Payers Could Seek Initial Discounted Price That Could Grow With Evidence – ICER
“There is tremendous need for new therapies for ALS, a disease that rapidly leads to severe disability and death in many patients,” the report states. “Given this context, pricing at the high end of – or even beyond – traditional cost-effectiveness ranges might be considered.”
However, “given the substantial remaining uncertainties about the benefits of AMX0035 and whether the inexpensive [taurursodiol] component of AMX0335 is as effective as the combination of [taurursodiol and sodium phenylbutyrate], if AMX0035 receives regulatory approval while another randomized trial is underway, policymakers should debate short-term pricing options including a far lower price close to the cost of production until the benefits of treatment can be adequately evaluated.”
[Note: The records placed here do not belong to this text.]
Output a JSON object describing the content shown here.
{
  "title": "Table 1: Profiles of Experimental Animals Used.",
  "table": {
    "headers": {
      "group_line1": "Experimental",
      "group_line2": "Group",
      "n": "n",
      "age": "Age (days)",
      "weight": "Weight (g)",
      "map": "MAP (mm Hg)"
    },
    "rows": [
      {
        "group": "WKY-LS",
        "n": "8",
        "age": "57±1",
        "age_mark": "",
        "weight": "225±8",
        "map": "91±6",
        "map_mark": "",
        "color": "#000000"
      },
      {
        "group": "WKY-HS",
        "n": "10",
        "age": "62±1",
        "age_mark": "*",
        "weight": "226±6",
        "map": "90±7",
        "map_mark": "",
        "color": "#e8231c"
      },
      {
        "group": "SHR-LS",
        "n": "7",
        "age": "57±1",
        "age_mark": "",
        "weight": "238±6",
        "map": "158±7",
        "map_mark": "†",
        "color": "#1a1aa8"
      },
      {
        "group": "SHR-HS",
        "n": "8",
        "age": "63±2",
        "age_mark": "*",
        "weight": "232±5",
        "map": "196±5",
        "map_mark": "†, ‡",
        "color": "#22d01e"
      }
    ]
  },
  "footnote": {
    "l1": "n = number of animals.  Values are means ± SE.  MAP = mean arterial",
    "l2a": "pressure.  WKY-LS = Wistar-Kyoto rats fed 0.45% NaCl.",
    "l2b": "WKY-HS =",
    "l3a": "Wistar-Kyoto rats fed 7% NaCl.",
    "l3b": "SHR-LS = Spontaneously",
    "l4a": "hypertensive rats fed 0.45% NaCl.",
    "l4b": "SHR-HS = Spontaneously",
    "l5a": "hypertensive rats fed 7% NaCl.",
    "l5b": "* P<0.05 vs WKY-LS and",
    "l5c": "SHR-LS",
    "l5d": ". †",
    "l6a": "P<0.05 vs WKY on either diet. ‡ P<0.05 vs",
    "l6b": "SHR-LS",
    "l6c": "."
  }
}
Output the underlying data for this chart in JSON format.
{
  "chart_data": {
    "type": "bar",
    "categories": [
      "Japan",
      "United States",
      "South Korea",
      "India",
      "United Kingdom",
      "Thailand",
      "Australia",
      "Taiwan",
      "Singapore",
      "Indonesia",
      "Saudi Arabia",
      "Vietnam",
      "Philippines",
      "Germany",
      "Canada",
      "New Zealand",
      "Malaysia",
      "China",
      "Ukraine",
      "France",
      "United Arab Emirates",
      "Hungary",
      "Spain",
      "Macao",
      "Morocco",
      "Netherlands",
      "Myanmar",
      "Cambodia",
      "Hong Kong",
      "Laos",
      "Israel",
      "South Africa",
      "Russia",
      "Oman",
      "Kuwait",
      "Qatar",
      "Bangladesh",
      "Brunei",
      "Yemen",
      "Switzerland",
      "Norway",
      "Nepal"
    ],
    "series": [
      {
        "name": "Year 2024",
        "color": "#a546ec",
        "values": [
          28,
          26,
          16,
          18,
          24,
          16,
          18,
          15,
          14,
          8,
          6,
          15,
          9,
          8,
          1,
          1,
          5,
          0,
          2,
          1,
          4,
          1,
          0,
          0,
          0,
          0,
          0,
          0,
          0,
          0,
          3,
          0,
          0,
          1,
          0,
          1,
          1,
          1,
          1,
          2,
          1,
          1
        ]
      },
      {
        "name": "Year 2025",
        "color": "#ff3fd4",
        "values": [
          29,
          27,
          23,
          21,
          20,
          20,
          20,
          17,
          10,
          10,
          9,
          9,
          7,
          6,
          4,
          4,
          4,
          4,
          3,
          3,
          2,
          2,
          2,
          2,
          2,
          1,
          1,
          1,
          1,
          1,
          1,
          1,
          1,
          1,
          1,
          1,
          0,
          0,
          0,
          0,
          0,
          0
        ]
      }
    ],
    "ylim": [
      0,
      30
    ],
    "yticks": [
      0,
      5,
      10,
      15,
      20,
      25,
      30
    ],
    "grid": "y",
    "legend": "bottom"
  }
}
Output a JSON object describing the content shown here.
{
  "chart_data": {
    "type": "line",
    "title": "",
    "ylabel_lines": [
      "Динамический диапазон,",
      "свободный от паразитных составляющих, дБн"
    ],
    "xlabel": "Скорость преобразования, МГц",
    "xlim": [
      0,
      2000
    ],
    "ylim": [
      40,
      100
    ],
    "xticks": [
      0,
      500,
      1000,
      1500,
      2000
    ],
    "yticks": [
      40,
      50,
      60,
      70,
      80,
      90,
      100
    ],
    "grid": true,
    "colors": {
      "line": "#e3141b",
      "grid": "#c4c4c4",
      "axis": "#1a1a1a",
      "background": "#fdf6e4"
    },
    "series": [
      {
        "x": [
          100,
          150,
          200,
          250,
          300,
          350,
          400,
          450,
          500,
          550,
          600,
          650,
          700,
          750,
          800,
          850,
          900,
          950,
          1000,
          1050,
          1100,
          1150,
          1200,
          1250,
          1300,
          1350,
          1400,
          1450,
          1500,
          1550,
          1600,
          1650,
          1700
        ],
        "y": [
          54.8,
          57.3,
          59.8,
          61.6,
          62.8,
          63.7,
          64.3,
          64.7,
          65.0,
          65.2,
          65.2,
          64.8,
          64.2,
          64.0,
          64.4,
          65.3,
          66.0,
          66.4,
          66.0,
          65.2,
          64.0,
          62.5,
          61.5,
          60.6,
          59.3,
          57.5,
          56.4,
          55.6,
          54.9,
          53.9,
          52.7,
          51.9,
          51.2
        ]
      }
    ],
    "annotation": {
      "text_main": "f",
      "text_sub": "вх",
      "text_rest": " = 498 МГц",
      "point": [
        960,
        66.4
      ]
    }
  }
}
The approach is in line with a suggestion made recently by a prominent advocate of value-based pricing arrangements in a discussion about Alzheimer’s drugs and other agents approved with limited evidence base. (Also see "US Private Payers Could Build Evidence On Alzheimer’s Drugs With Outcomes-Based Contracts" - Pink Sheet, 17 Mar, 2022.)
Drugs covered under the pharmacy benefit and Part D are subject to more demands for discounts than drugs covered under the medical benefit or Part B. But the presence of competition in a category offers pharmacy benefit managers more leverage in negotiating prices and that is not likely for ALS treatments in the near term.
“Insurers usually have more tools at their disposal (e.g. formulary tiering, more extensive prior authorization) for drugs covered under the pharmacy benefit, but the degree of price negotiation depends as much on the competitive landscape as on these other approaches,” ICER President Steve Pearson told the Pink Sheet.
ALS patient advocates objected to the ICER draft report in a statement. “We are very concerned that ICER’s flawed analysis will have a chilling effect, resulting in the development of fewer ALS treatments and making it harder for people living with ALS to access any effective treatments that are approved,” the ALS Association said.
“ICER uses two purportedly objective measures – quality-adjusted life-year (QALY) and equal value of life years gained (evLYG) – that the National Council on Disability has stated are discriminatory because the value of life assigned to seniors, the chronically ill, and people with ALS is deemed to be less than that of young, healthy individuals,” the group maintained.
The association warned that “some payers may use ICER’s analysis to deny coverage,” adding that such an outcome would be “unacceptable” and that “we will strongly urge health insurance companies and other payers to ignore ICER’s flawed analysis.”